This is the infobox and story of Miela IV, the "Little Empress".
Born in poverty and losing her parents to a house fire when she was barely 4, she is known to have had labored in harsh conditions (the pre-Unification period was not good for the working class at all) at such a young age (Maladul had no laws against child labor). She first saw the Man in Dark Robes when she was 6. A foreman with pedophilic tendencies tried to take advantage of her, but faced the Man in Dark Robes instead, who told him in a harsh, clacking voice "Miela is not to be touched. If you try, your throat will be ripped out." This experience, along with the rest of her working-class background, influenced her personality greatly.
The Man in Dark Robes continued to shadow Miela as she continued to labor in still harsh conditions, and "learn her place" as a lower-class person (although that particular foreman died in mysterious circumstances and she was never molested). Eventually, she lost one of her fingers to a mill and was told off by the foreman for "wasting our time" and "making work slower" due to her finger making the mill stick.
She was living in Maladul, a country known for its low standards of labor and for often enslaving people and bringing them over. Miela's closest friend was a slave, Arnoud Rutte. Rutte's life up to that point was nothing else but being in chains as soon as he was old enough to walk.
Within the same region, the Imperial Conference was held. It was an assembly of splendour, of fine food, fine wine and fine conversation about the future of the continent and the restoration of the Safirian Empire. As the conversation turned to the old Empire, someone said "would it be grand if we could find Pacjo IX's descendant and crown them?" Nikki Rosenberg, Professor at Paradizio University, took this as a cue to call in one of the Men in Dark Robes and told him to bring her in. All Nikki knew was that the Men in Dark Robes knew where the rightful heir was and that she was female.
A Man in Dark Robes appeared as the foreman was berating Miela, shot him in the face and told Miela in a soothing voice "Come with me."
Miela chose to go with the Man in Dark Robes. They arrived in a somewhat quiet building, where servants were unusually kind. They bandaged Miela's finger-wound (where she lost a finger), washed her and got her in somewhat decent clothing.
The Man in Dark Robes then took her through an annexe and through some cornerways, crossing some streets, before arriving to the big room the Imperial Conference was held in. Miraculously, the conversation was turning back to an idea of a heir.
"The rightful heir to the Silent Emperor must sit upon the Sapphire Throne. No one else. The Purple Bloodline must have survived somehow." declared Patrician Recep Demirci of Maladul. At this point the Man in Dark Robes entered the room, bringing Miela in.
*check the type up I did about this earlier
here.*
Her friendship with the slave Arnoud Rutte made her back the war against the slave-holding South. Maladul itself thankfully abolished slavery (it was on its way out, albeit not without troubles). However, it did so in a sleazy way, it sold most of its slaves, including Arnoud, down south to more independent-thinking slaver republics.

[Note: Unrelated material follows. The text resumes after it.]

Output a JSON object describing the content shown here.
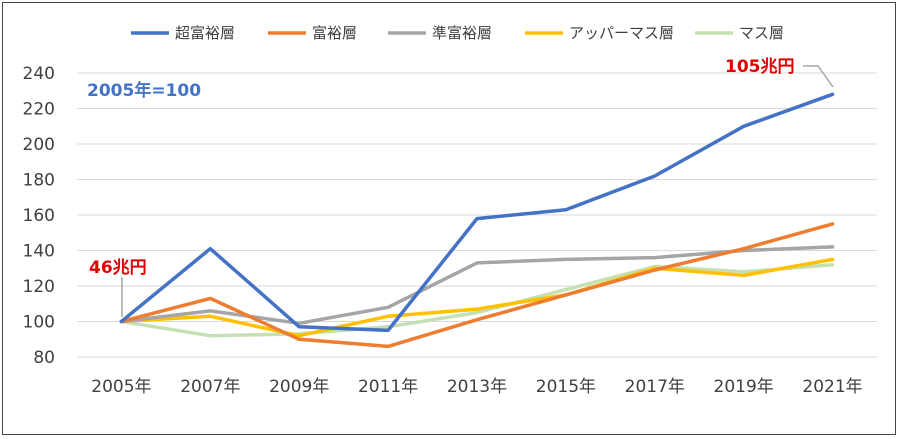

It took until 1925 for Miela and Arnoud to see each other. Arnoud was now just a liberated slave and Miela the Empress of the Great and Bountiful Safirian Empire. The class difference was immense. But the background wasn't. Miela declared that Arnoud should be granted a title somehow, but Arnoud refused.
Over time, the two became closer, and eventually fell in love and got married in 1930. They had children, many of them.
Miela unfortunately died in 1957, only in her forties. Arnoud lasted only a year more. Their short lives is because of the harsh conditions of their childhoods.
Thanks to Miela's influence and the growth of Populism, Safiria by her death was a far better place than when she was born.
By her death, she was no longer the "Little Empress", but the "
People's Empress". And it remains an open secret that she got on better with Populist presidents than Coronalist ones. Nikki Rosenberg, her sole Federalist one, was on cordial terms with her.